An employer interested in improving work place safety or productivity would not use drug testing. Performance degradation tests, easily administrable in less than a minute at the beginning of a shift, would show actual decreases in ability and would cost much less to use. Some of these are descendents of the old pursuit-rotor tests and may be administered with a small computer or keypad. Of course, this solution presents the problem of what a bus company would do if a substantial percentage of its drivers were incapacitated because of fights with their spouses or aching teeth.

In short, employment and school drug testing is an expensive feel-good propaganda effort with no beneficial effects.
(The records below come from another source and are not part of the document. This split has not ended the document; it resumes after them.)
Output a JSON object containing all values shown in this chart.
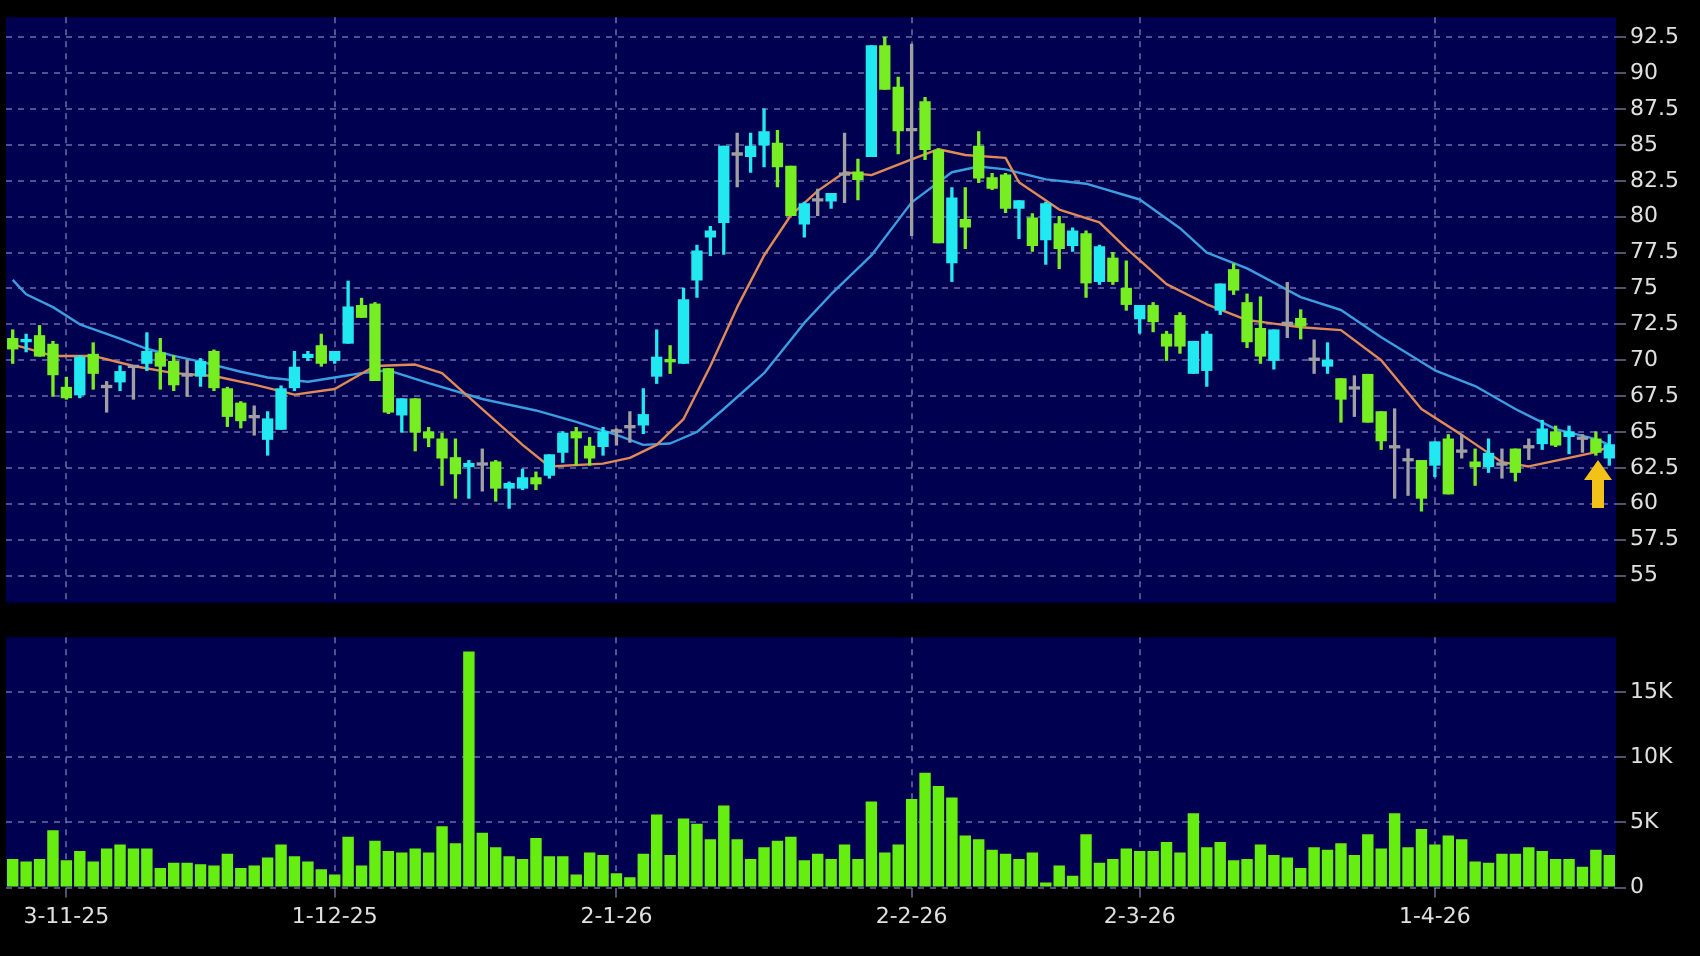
{
  "chart_data": [
    {
      "type": "candlestick",
      "tick_labels": "y",
      "grid": true,
      "categories": [
        null,
        null,
        null,
        null,
        null,
        null,
        null,
        null,
        null,
        null,
        null,
        null,
        null,
        null,
        null,
        null,
        null,
        null,
        null,
        null,
        null,
        null,
        null,
        null,
        null,
        null,
        null,
        null,
        null,
        null,
        null,
        null,
        null,
        null,
        null,
        null,
        null,
        null,
        null,
        null,
        null,
        null,
        null,
        null,
        null,
        null,
        null,
        null,
        null,
        null,
        null,
        null,
        null,
        null,
        null,
        null,
        null,
        null,
        null,
        null,
        null,
        null,
        null,
        null,
        null,
        null,
        null,
        null,
        null,
        null,
        null,
        null,
        null,
        null,
        null,
        null,
        null,
        null,
        null,
        null,
        null,
        null,
        null,
        null,
        null,
        null,
        null,
        null,
        null,
        null,
        null,
        null,
        null,
        null,
        null,
        null,
        null,
        null,
        null,
        null,
        null,
        null,
        null,
        null,
        null,
        null,
        null,
        null,
        null,
        null,
        null,
        null,
        null,
        null,
        null,
        null,
        null,
        null,
        null,
        null
      ],
      "ohlc": [
        [
          71.5,
          72.1,
          69.8,
          70.8
        ],
        [
          71.3,
          71.8,
          70.6,
          71.4
        ],
        [
          71.7,
          72.4,
          70.3,
          70.3
        ],
        [
          71.1,
          71.3,
          67.5,
          69.0
        ],
        [
          68.1,
          68.8,
          67.3,
          67.4
        ],
        [
          67.6,
          70.3,
          67.4,
          70.2
        ],
        [
          70.4,
          71.2,
          68.0,
          69.1
        ],
        [
          68.1,
          68.5,
          66.4,
          68.1
        ],
        [
          68.5,
          69.6,
          67.9,
          69.2
        ],
        [
          69.5,
          69.6,
          67.3,
          69.5
        ],
        [
          69.8,
          71.9,
          69.3,
          70.6
        ],
        [
          70.5,
          71.5,
          68.0,
          69.6
        ],
        [
          69.9,
          70.3,
          67.9,
          68.3
        ],
        [
          68.9,
          70.0,
          67.5,
          68.9
        ],
        [
          68.9,
          70.1,
          68.2,
          69.9
        ],
        [
          70.6,
          70.7,
          67.9,
          68.1
        ],
        [
          68.0,
          68.1,
          65.4,
          66.1
        ],
        [
          67.0,
          67.1,
          65.3,
          65.8
        ],
        [
          66.0,
          66.8,
          64.8,
          66.0
        ],
        [
          64.5,
          66.4,
          63.4,
          65.9
        ],
        [
          65.2,
          68.2,
          65.2,
          68.0
        ],
        [
          68.1,
          70.6,
          67.9,
          69.5
        ],
        [
          70.2,
          70.6,
          70.0,
          70.4
        ],
        [
          71.0,
          71.8,
          69.6,
          69.8
        ],
        [
          70.0,
          70.6,
          69.8,
          70.6
        ],
        [
          71.2,
          75.5,
          71.2,
          73.7
        ],
        [
          73.8,
          74.3,
          73.0,
          73.0
        ],
        [
          73.9,
          74.0,
          68.6,
          68.6
        ],
        [
          69.4,
          69.4,
          66.3,
          66.4
        ],
        [
          66.2,
          67.3,
          65.0,
          67.3
        ],
        [
          67.3,
          67.3,
          63.7,
          65.0
        ],
        [
          65.0,
          65.3,
          64.0,
          64.6
        ],
        [
          64.5,
          64.9,
          61.3,
          63.2
        ],
        [
          63.2,
          64.5,
          60.4,
          62.1
        ],
        [
          62.6,
          63.0,
          60.4,
          62.8
        ],
        [
          62.7,
          63.8,
          60.9,
          62.7
        ],
        [
          62.9,
          63.0,
          60.2,
          61.1
        ],
        [
          61.1,
          61.5,
          59.7,
          61.4
        ],
        [
          61.1,
          62.4,
          61.0,
          61.8
        ],
        [
          61.8,
          62.2,
          61.0,
          61.4
        ],
        [
          62.0,
          63.4,
          61.8,
          63.4
        ],
        [
          63.6,
          65.0,
          62.9,
          64.9
        ],
        [
          65.0,
          65.3,
          62.7,
          64.6
        ],
        [
          64.0,
          64.6,
          62.7,
          63.2
        ],
        [
          64.0,
          65.3,
          63.4,
          65.0
        ],
        [
          65.0,
          65.2,
          64.1,
          65.0
        ],
        [
          65.3,
          66.4,
          64.3,
          65.3
        ],
        [
          65.5,
          68.0,
          64.9,
          66.2
        ],
        [
          68.9,
          72.1,
          68.4,
          70.2
        ],
        [
          70.0,
          71.0,
          69.1,
          69.9
        ],
        [
          69.8,
          75.0,
          69.8,
          74.2
        ],
        [
          75.6,
          78.0,
          74.4,
          77.6
        ],
        [
          78.6,
          79.3,
          77.3,
          79.0
        ],
        [
          79.6,
          84.9,
          77.4,
          84.9
        ],
        [
          84.3,
          85.8,
          82.1,
          84.3
        ],
        [
          84.2,
          85.8,
          83.1,
          84.9
        ],
        [
          85.0,
          87.5,
          83.5,
          85.9
        ],
        [
          85.1,
          86.0,
          82.1,
          83.5
        ],
        [
          83.5,
          83.5,
          80.1,
          80.1
        ],
        [
          79.5,
          81.0,
          78.6,
          80.9
        ],
        [
          81.1,
          81.9,
          80.1,
          81.1
        ],
        [
          81.1,
          81.6,
          80.6,
          81.6
        ],
        [
          82.9,
          85.8,
          81.0,
          82.9
        ],
        [
          83.1,
          84.0,
          81.2,
          82.6
        ],
        [
          84.2,
          91.9,
          84.2,
          91.9
        ],
        [
          91.9,
          92.5,
          88.9,
          88.9
        ],
        [
          89.0,
          89.7,
          84.4,
          86.0
        ],
        [
          86.0,
          92.0,
          78.7,
          86.0
        ],
        [
          88.0,
          88.3,
          84.0,
          84.7
        ],
        [
          84.6,
          84.7,
          78.2,
          78.2
        ],
        [
          76.8,
          82.0,
          75.5,
          81.3
        ],
        [
          79.8,
          82.0,
          77.8,
          79.3
        ],
        [
          84.9,
          85.9,
          82.4,
          82.7
        ],
        [
          82.7,
          83.0,
          81.9,
          82.0
        ],
        [
          82.9,
          83.0,
          80.3,
          80.6
        ],
        [
          80.6,
          81.1,
          78.5,
          81.1
        ],
        [
          79.9,
          80.2,
          77.6,
          78.0
        ],
        [
          78.4,
          81.0,
          76.7,
          80.9
        ],
        [
          79.5,
          80.0,
          76.4,
          77.8
        ],
        [
          78.0,
          79.2,
          77.6,
          79.0
        ],
        [
          78.8,
          79.0,
          74.4,
          75.4
        ],
        [
          75.5,
          78.0,
          75.3,
          77.9
        ],
        [
          77.1,
          77.5,
          75.3,
          75.5
        ],
        [
          75.0,
          76.9,
          73.5,
          73.9
        ],
        [
          72.9,
          73.8,
          71.9,
          73.8
        ],
        [
          73.8,
          74.0,
          72.0,
          72.7
        ],
        [
          71.8,
          72.0,
          70.0,
          71.0
        ],
        [
          73.1,
          73.3,
          70.5,
          71.0
        ],
        [
          69.1,
          71.3,
          69.1,
          71.3
        ],
        [
          69.3,
          72.0,
          68.2,
          71.8
        ],
        [
          73.5,
          75.3,
          73.2,
          75.3
        ],
        [
          76.3,
          76.7,
          74.6,
          74.9
        ],
        [
          74.0,
          74.6,
          70.9,
          71.3
        ],
        [
          72.2,
          74.4,
          69.8,
          70.3
        ],
        [
          70.0,
          72.1,
          69.4,
          72.1
        ],
        [
          72.5,
          75.4,
          71.6,
          72.5
        ],
        [
          72.9,
          73.5,
          71.5,
          72.4
        ],
        [
          70.0,
          71.4,
          69.1,
          70.0
        ],
        [
          69.6,
          71.2,
          69.1,
          70.0
        ],
        [
          68.7,
          68.7,
          65.7,
          67.3
        ],
        [
          68.0,
          68.9,
          66.1,
          68.0
        ],
        [
          69.0,
          69.0,
          65.7,
          65.7
        ],
        [
          66.4,
          66.4,
          63.8,
          64.4
        ],
        [
          63.9,
          66.6,
          60.4,
          63.9
        ],
        [
          63.0,
          63.8,
          60.6,
          63.0
        ],
        [
          63.0,
          63.0,
          59.5,
          60.4
        ],
        [
          62.7,
          64.3,
          61.9,
          64.3
        ],
        [
          64.5,
          64.8,
          60.7,
          60.7
        ],
        [
          63.6,
          64.8,
          63.2,
          63.6
        ],
        [
          62.9,
          63.8,
          61.3,
          62.6
        ],
        [
          62.6,
          64.5,
          62.2,
          63.5
        ],
        [
          62.7,
          63.8,
          61.8,
          62.7
        ],
        [
          63.8,
          63.8,
          61.6,
          62.2
        ],
        [
          63.9,
          64.5,
          63.1,
          63.9
        ],
        [
          64.2,
          65.8,
          63.8,
          65.2
        ],
        [
          65.0,
          65.4,
          64.0,
          64.1
        ],
        [
          64.7,
          65.4,
          63.5,
          65.0
        ],
        [
          64.5,
          64.8,
          63.6,
          64.5
        ],
        [
          64.5,
          65.0,
          63.4,
          63.6
        ],
        [
          63.2,
          64.8,
          62.7,
          64.1
        ]
      ],
      "colors": [
        "#77ee22",
        "#22e8f0",
        "#77ee22",
        "#77ee22",
        "#77ee22",
        "#22e8f0",
        "#77ee22",
        "#a0a0a0",
        "#22e8f0",
        "#a0a0a0",
        "#22e8f0",
        "#77ee22",
        "#77ee22",
        "#a0a0a0",
        "#22e8f0",
        "#77ee22",
        "#77ee22",
        "#77ee22",
        "#a0a0a0",
        "#22e8f0",
        "#22e8f0",
        "#22e8f0",
        "#22e8f0",
        "#77ee22",
        "#22e8f0",
        "#22e8f0",
        "#77ee22",
        "#77ee22",
        "#77ee22",
        "#22e8f0",
        "#77ee22",
        "#77ee22",
        "#77ee22",
        "#77ee22",
        "#22e8f0",
        "#a0a0a0",
        "#77ee22",
        "#22e8f0",
        "#22e8f0",
        "#77ee22",
        "#22e8f0",
        "#22e8f0",
        "#77ee22",
        "#77ee22",
        "#22e8f0",
        "#a0a0a0",
        "#a0a0a0",
        "#22e8f0",
        "#22e8f0",
        "#77ee22",
        "#22e8f0",
        "#22e8f0",
        "#22e8f0",
        "#22e8f0",
        "#a0a0a0",
        "#22e8f0",
        "#22e8f0",
        "#77ee22",
        "#77ee22",
        "#22e8f0",
        "#a0a0a0",
        "#22e8f0",
        "#a0a0a0",
        "#77ee22",
        "#22e8f0",
        "#77ee22",
        "#77ee22",
        "#a0a0a0",
        "#77ee22",
        "#77ee22",
        "#22e8f0",
        "#77ee22",
        "#77ee22",
        "#77ee22",
        "#77ee22",
        "#22e8f0",
        "#77ee22",
        "#22e8f0",
        "#77ee22",
        "#22e8f0",
        "#77ee22",
        "#22e8f0",
        "#77ee22",
        "#77ee22",
        "#22e8f0",
        "#77ee22",
        "#77ee22",
        "#77ee22",
        "#22e8f0",
        "#22e8f0",
        "#22e8f0",
        "#77ee22",
        "#77ee22",
        "#77ee22",
        "#22e8f0",
        "#a0a0a0",
        "#77ee22",
        "#a0a0a0",
        "#22e8f0",
        "#77ee22",
        "#a0a0a0",
        "#77ee22",
        "#77ee22",
        "#a0a0a0",
        "#a0a0a0",
        "#77ee22",
        "#22e8f0",
        "#77ee22",
        "#a0a0a0",
        "#77ee22",
        "#22e8f0",
        "#a0a0a0",
        "#77ee22",
        "#a0a0a0",
        "#22e8f0",
        "#77ee22",
        "#22e8f0",
        "#a0a0a0",
        "#77ee22",
        "#22e8f0"
      ],
      "series": [
        {
          "type": "line",
          "color": "#e08a55",
          "values": [
            71.1,
            null,
            null,
            70.3,
            null,
            null,
            70.3,
            null,
            null,
            69.6,
            null,
            null,
            69.1,
            null,
            null,
            68.9,
            null,
            null,
            68.3,
            null,
            null,
            67.6,
            null,
            null,
            68.0,
            null,
            null,
            69.6,
            null,
            null,
            69.7,
            null,
            69.1,
            null,
            null,
            66.6,
            null,
            null,
            64.1,
            null,
            62.6,
            null,
            null,
            null,
            62.8,
            null,
            63.2,
            null,
            64.1,
            null,
            65.9,
            null,
            69.6,
            null,
            73.7,
            null,
            77.3,
            null,
            80.1,
            null,
            81.8,
            null,
            83.1,
            null,
            82.9,
            null,
            null,
            84.0,
            null,
            84.7,
            null,
            84.3,
            null,
            null,
            84.1,
            82.4,
            null,
            null,
            80.5,
            null,
            null,
            79.6,
            null,
            77.8,
            null,
            null,
            75.3,
            null,
            null,
            73.9,
            null,
            null,
            72.8,
            null,
            null,
            null,
            72.3,
            null,
            null,
            72.1,
            null,
            null,
            70.0,
            null,
            null,
            66.6,
            null,
            null,
            64.8,
            null,
            null,
            62.9,
            null,
            62.6,
            null,
            null,
            63.2,
            null,
            63.6,
            64.0
          ]
        },
        {
          "type": "line",
          "color": "#3a9ee0",
          "values": [
            75.6,
            74.6,
            null,
            73.7,
            null,
            72.5,
            null,
            null,
            71.5,
            null,
            70.8,
            null,
            70.3,
            null,
            69.9,
            null,
            null,
            69.2,
            null,
            68.8,
            null,
            null,
            68.5,
            null,
            68.8,
            null,
            69.1,
            null,
            69.3,
            null,
            null,
            68.4,
            null,
            null,
            null,
            67.3,
            null,
            null,
            null,
            66.5,
            null,
            null,
            65.7,
            null,
            null,
            64.8,
            null,
            64.1,
            null,
            64.2,
            null,
            65.0,
            null,
            66.6,
            null,
            null,
            69.1,
            null,
            null,
            72.6,
            null,
            74.6,
            null,
            null,
            77.3,
            null,
            null,
            81.0,
            null,
            null,
            83.1,
            null,
            83.5,
            null,
            83.3,
            null,
            null,
            82.6,
            null,
            null,
            82.3,
            null,
            null,
            null,
            81.2,
            null,
            null,
            79.2,
            null,
            77.5,
            null,
            null,
            76.4,
            null,
            null,
            null,
            74.4,
            null,
            null,
            73.5,
            null,
            null,
            71.6,
            null,
            null,
            null,
            69.3,
            null,
            null,
            68.2,
            null,
            null,
            66.6,
            null,
            null,
            65.2,
            null,
            null,
            64.5,
            64.1
          ]
        }
      ],
      "ylim": [
        53.1,
        93.9
      ],
      "yticks": [
        55,
        57.5,
        60,
        62.5,
        65,
        67.5,
        70,
        72.5,
        75,
        77.5,
        80,
        82.5,
        85,
        87.5,
        90,
        92.5
      ]
    },
    {
      "type": "bar",
      "grid": true,
      "categories": [
        null,
        null,
        null,
        null,
        "3-11-25",
        null,
        null,
        null,
        null,
        null,
        null,
        null,
        null,
        null,
        null,
        null,
        null,
        null,
        null,
        null,
        null,
        null,
        null,
        null,
        "1-12-25",
        null,
        null,
        null,
        null,
        null,
        null,
        null,
        null,
        null,
        null,
        null,
        null,
        null,
        null,
        null,
        null,
        null,
        null,
        null,
        null,
        "2-1-26",
        null,
        null,
        null,
        null,
        null,
        null,
        null,
        null,
        null,
        null,
        null,
        null,
        null,
        null,
        null,
        null,
        null,
        null,
        null,
        null,
        null,
        "2-2-26",
        null,
        null,
        null,
        null,
        null,
        null,
        null,
        null,
        null,
        null,
        null,
        null,
        null,
        null,
        null,
        null,
        "2-3-26",
        null,
        null,
        null,
        null,
        null,
        null,
        null,
        null,
        null,
        null,
        null,
        null,
        null,
        null,
        null,
        null,
        null,
        null,
        null,
        null,
        null,
        "1-4-26",
        null,
        null,
        null,
        null,
        null,
        null,
        null,
        null,
        null,
        null,
        null,
        null,
        null
      ],
      "series": [
        {
          "color": "#66ee11",
          "values": [
            2200,
            2000,
            2200,
            4400,
            2100,
            2800,
            2000,
            3000,
            3300,
            3000,
            3000,
            1500,
            1900,
            1900,
            1800,
            1700,
            2600,
            1500,
            1700,
            2300,
            3300,
            2400,
            2000,
            1400,
            1000,
            3900,
            1700,
            3600,
            2800,
            2700,
            3000,
            2700,
            4700,
            3400,
            18100,
            4200,
            3100,
            2400,
            2200,
            3800,
            2400,
            2400,
            1000,
            2700,
            2500,
            1100,
            800,
            2600,
            5600,
            2500,
            5300,
            4900,
            3700,
            6300,
            3700,
            2200,
            3100,
            3600,
            3900,
            2100,
            2600,
            2200,
            3300,
            2200,
            6600,
            2700,
            3300,
            6800,
            8800,
            7800,
            6900,
            4000,
            3700,
            2900,
            2600,
            2200,
            2700,
            400,
            1700,
            900,
            4100,
            1900,
            2200,
            3000,
            2800,
            2800,
            3500,
            2700,
            5700,
            3100,
            3500,
            2100,
            2200,
            3300,
            2500,
            2300,
            1500,
            3100,
            2900,
            3400,
            2500,
            4100,
            3000,
            5700,
            3100,
            4500,
            3300,
            4000,
            3700,
            2000,
            1900,
            2600,
            2600,
            3100,
            2800,
            2200,
            2200,
            1600,
            2900,
            2500
          ]
        }
      ],
      "ylim": [
        0,
        19200
      ],
      "yticks": [
        0,
        {
          "value": 5000,
          "label": "5K"
        },
        {
          "value": 10000,
          "label": "10K"
        },
        {
          "value": 15000,
          "label": "15K"
        }
      ]
    }
  ]
}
They should be stopped and replaced by ability testing in those positions in which safe performance is critical.

1 comment:

  1. Just had to submit myself to a mandatory pre-employment drug screening today, and still fairly fuming about it.
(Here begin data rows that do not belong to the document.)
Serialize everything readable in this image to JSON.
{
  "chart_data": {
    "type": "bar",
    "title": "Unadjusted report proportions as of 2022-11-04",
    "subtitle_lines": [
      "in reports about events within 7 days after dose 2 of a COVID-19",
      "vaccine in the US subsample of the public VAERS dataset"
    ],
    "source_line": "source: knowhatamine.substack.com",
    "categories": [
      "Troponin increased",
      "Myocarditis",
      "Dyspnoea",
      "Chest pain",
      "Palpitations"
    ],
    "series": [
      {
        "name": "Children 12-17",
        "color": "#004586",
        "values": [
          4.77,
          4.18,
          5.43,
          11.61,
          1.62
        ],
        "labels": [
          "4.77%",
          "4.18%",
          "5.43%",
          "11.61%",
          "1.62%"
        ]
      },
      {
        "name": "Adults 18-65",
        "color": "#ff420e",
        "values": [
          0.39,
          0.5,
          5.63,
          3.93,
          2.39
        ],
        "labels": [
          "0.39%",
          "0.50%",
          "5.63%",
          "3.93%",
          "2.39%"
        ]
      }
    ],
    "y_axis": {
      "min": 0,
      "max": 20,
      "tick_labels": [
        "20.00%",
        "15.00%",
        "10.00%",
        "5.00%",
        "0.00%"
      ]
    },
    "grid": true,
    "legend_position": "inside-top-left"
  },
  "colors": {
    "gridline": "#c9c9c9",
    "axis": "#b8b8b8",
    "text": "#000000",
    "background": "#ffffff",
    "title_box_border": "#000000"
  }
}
    On top of the idea of pre-employment drug screening not being effective, or perhaps fueling into it, is the concept that, while it is obviously not allowed to be drunk at work, there is no such prohibition against drinking a few beers on the weekend. In my last place of employment, it was practically bragged about.

    So how, then, can a urine analysis detect whether someone with marijuana in their system is abusing the drug, using it in the workplace, or merely treating it the way responsible people treat alcohol? What possible impact could smoking marijuana on friday and saturday night have the following monday morning?